Il faut dire que depuis bientôt deux décennies, le monde du cinéma en général et les jurés en particulier ont la manie de primer davantage ce que l’on peut appeler «les films à scénario», au détriment des œuvres à forte mise en scène. Le mouvement du cinéma est oscillatoire, il tangue entre les grandes mises en scène, les films à forte réalisation et les films idéels, les œuvres à fortes idées. On dirait que nous sommes aujourd’hui dans une période du scénario. Les grands cinéastes iraniens Jahfar Panahi et Asghar Farhadi sont de formidables cinéastes à scénario. Regardez Une séparation, Le passé, Le client. Ken Loach, le Britannique, a bâti sa réputation sur les remarquables films à scénario qui lui ont valu deux palmes d’or.

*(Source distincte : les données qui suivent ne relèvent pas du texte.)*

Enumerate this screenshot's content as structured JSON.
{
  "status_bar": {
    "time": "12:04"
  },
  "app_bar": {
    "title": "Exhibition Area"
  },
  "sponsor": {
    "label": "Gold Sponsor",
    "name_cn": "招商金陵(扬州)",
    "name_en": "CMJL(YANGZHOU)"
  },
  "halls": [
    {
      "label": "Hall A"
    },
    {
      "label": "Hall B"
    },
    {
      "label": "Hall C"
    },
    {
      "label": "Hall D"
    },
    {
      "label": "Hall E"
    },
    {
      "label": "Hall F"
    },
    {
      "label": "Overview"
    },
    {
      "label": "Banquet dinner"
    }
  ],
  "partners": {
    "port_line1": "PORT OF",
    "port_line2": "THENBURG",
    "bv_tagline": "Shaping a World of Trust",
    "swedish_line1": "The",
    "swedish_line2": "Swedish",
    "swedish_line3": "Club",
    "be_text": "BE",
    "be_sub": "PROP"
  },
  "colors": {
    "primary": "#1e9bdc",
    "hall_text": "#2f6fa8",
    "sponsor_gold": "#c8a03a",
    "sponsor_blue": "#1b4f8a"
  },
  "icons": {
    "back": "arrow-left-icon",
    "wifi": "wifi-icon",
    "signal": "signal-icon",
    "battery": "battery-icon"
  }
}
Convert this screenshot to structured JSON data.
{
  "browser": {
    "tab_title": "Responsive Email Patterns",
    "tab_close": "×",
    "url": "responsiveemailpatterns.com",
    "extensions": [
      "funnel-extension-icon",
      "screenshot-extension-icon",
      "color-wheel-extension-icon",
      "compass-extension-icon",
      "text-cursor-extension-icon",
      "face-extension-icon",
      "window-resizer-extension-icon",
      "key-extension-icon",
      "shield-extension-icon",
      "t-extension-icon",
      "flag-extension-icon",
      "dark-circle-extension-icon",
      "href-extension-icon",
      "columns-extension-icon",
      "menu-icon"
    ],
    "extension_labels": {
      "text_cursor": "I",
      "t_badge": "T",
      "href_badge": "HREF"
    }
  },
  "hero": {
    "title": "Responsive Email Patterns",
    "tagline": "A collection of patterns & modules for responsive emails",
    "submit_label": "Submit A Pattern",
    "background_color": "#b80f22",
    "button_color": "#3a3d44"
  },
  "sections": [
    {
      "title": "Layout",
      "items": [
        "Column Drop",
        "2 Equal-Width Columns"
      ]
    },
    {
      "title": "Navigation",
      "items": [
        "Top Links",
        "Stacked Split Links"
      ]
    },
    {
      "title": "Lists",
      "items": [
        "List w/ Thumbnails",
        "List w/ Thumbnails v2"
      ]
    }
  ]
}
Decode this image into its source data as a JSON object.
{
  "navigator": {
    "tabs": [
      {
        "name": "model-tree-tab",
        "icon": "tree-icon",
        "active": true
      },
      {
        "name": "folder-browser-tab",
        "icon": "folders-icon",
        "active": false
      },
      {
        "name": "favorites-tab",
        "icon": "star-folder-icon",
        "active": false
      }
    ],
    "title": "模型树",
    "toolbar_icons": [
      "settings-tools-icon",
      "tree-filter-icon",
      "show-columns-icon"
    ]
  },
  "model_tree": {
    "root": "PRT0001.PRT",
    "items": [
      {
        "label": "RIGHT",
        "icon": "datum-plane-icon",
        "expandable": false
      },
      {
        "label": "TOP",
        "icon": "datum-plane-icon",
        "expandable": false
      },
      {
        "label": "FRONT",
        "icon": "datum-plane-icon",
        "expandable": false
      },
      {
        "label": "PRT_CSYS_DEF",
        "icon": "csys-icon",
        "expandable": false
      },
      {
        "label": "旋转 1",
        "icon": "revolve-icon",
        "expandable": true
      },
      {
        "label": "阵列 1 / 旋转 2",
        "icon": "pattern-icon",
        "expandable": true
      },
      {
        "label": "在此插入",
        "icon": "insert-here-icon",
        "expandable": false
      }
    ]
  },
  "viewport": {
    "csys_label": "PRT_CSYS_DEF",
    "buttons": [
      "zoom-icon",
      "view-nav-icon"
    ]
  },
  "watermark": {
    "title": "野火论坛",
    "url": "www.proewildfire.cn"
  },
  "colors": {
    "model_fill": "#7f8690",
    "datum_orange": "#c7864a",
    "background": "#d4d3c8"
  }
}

Quant aux oscars 2018, on peut dire que Three Billboards, Les panneaux de la vengeance de Martin Mc Donagh est un excellent film, mais il est loin derrière le formidable La forme de l’eau de Guillermo Del Toro. Encore une fois, l’œuvre de Martin est un excellent film à scénario, une histoire de justice et de vengeance à l’américaine. Le portrait émouvant d’une dame de fer tenu par une effrayante Frances Mc Dormand qui lutte contre toute une ville pour que justice lui soit rendue. Sa fille a été violée et brûlée vive et depuis des années l’enquête n’avance pas. Elle décide de prendre les choses en main, à sa manière. Un bon film, mais comme tous les bons films d’aujourd’hui, l’auteur ne prend aucun risque dans la mise en scène. Rien que la présence de l’acteur Sam Rockwell, qui tient le rôle du flic ambigu quasi-analphabète et au fond pas mauvais, vaut le détour. Son oscar du meilleur acteur dans un second rôle est amplement mérité, ainsi que celui de Frances, dans le premier rôle.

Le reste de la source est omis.